A ban on all charges above 0.75 per cent a year is among the options for a crackdown in a consultation being launched, to help give savers confidence that they are getting good value for money as the Government rolls out its landmark reforms to automatically place people into workplace pensions.
While the industry has been working to improve transparency and the average charge on new pension schemes set up in 2012 is around 0.51 per cent, the Office of Fair Trading (OFT) estimates that there are more than 186,000 pension pots with £2.65bn worth of assets which are subject to an annual charge of above 1 per cent.
Small variations in charges can make huge differences over time to the eventual size of the pension pot that someone ends up with.
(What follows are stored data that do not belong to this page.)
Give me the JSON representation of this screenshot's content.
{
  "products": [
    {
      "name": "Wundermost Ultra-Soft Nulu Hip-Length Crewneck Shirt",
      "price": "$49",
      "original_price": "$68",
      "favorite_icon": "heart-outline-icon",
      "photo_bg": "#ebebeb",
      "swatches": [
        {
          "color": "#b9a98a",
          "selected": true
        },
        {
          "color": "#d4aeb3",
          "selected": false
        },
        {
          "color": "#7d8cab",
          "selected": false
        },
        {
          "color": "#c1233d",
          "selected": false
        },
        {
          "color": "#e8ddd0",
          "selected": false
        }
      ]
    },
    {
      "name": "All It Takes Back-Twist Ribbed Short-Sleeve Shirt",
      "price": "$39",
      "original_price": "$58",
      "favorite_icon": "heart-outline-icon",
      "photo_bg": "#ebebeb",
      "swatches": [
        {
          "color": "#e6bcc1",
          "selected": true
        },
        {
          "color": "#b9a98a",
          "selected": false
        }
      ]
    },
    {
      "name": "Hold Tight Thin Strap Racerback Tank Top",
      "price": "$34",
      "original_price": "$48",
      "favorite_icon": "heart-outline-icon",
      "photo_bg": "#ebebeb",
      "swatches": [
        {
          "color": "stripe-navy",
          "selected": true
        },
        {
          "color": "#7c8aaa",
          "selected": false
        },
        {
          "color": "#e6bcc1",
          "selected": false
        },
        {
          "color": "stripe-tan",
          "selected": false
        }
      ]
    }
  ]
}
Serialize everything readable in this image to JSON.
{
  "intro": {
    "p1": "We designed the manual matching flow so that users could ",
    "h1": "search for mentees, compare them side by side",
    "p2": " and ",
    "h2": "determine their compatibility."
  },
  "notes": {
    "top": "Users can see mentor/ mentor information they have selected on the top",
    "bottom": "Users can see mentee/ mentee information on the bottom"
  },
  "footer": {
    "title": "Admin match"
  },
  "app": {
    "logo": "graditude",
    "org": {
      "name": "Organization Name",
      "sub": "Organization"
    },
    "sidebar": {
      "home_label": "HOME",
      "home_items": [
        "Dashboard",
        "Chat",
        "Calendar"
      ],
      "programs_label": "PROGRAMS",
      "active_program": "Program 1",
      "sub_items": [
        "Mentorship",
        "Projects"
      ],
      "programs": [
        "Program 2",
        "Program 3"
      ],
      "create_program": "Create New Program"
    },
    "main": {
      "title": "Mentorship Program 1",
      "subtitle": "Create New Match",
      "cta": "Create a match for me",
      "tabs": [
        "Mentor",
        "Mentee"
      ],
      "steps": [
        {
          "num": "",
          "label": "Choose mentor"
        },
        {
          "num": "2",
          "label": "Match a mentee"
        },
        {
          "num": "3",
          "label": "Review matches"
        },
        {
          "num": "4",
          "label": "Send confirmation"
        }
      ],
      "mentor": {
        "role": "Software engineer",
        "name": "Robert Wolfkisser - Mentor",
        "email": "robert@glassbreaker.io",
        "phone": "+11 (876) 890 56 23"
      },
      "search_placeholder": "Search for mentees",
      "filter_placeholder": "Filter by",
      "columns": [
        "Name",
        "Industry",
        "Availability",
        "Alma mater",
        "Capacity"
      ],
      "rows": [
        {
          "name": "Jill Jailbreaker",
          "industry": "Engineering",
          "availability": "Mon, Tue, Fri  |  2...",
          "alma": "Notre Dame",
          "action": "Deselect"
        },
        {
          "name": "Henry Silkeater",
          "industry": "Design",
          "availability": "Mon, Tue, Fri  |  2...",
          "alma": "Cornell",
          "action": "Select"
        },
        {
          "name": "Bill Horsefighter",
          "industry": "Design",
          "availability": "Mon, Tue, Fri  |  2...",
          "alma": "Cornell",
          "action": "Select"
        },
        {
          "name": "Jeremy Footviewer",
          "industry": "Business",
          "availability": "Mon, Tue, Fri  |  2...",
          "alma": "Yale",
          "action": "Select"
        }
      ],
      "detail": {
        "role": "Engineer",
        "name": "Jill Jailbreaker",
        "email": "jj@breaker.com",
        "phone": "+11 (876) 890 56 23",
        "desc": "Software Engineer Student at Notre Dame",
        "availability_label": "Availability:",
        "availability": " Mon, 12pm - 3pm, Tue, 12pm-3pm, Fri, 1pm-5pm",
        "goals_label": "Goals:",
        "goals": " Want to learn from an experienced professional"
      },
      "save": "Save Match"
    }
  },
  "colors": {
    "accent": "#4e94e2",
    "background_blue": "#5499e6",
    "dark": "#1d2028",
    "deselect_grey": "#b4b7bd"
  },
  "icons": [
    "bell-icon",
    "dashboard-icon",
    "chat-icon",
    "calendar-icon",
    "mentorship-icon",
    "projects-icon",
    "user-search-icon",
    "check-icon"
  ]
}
The Government said that someone who saves £100 a month over a typical working lifetime of 46 years could lose almost £170,000 from their pension pot with a 1 per cent charge and over £230,000 with a 1.5 per cent charge.
A pension saver with a 0.75 per cent annual charge on their pension pot could eventually end up £100,000 better off than if they had been charged a rate of 1.5 per cent, the Government said.
Other options for caps being considered by the Government include a higher charge cap of 1 per cent and a “two-tier” cap.
The two-tier cap would involve a standard cap of 0.75 per cent and as well as a higher cap of 1 per cent if employers explain to the Pensions Regulator why their scheme charges more than 0.75 per cent.
Any final cap could lie somewhere between the two levels suggested, depending on the evidence received.
The OFT called for a tougher clampdown on charges in a report last month, which warned that “most employees do not engage with, or understand their pensions”, but it stopped short of recommending a cap on charges, raising concerns about how costs would be defined and also that providers may see a cap as a target.
As many as 9m million people will eventually be saving into pensions or saving more under automatic enrolment, which will increase the amount being saved in to workplace pensions by about £11bn per year.
More than 1.7m people have been placed into pension schemes so far under the reforms, which started last year with bigger firms and a higher-than-expected nine out of 10 people so far are staying in their pension rather than opting out.
Concerns have been raised about making sure that smaller firms choose good schemes as auto enrolment continues over the next five years.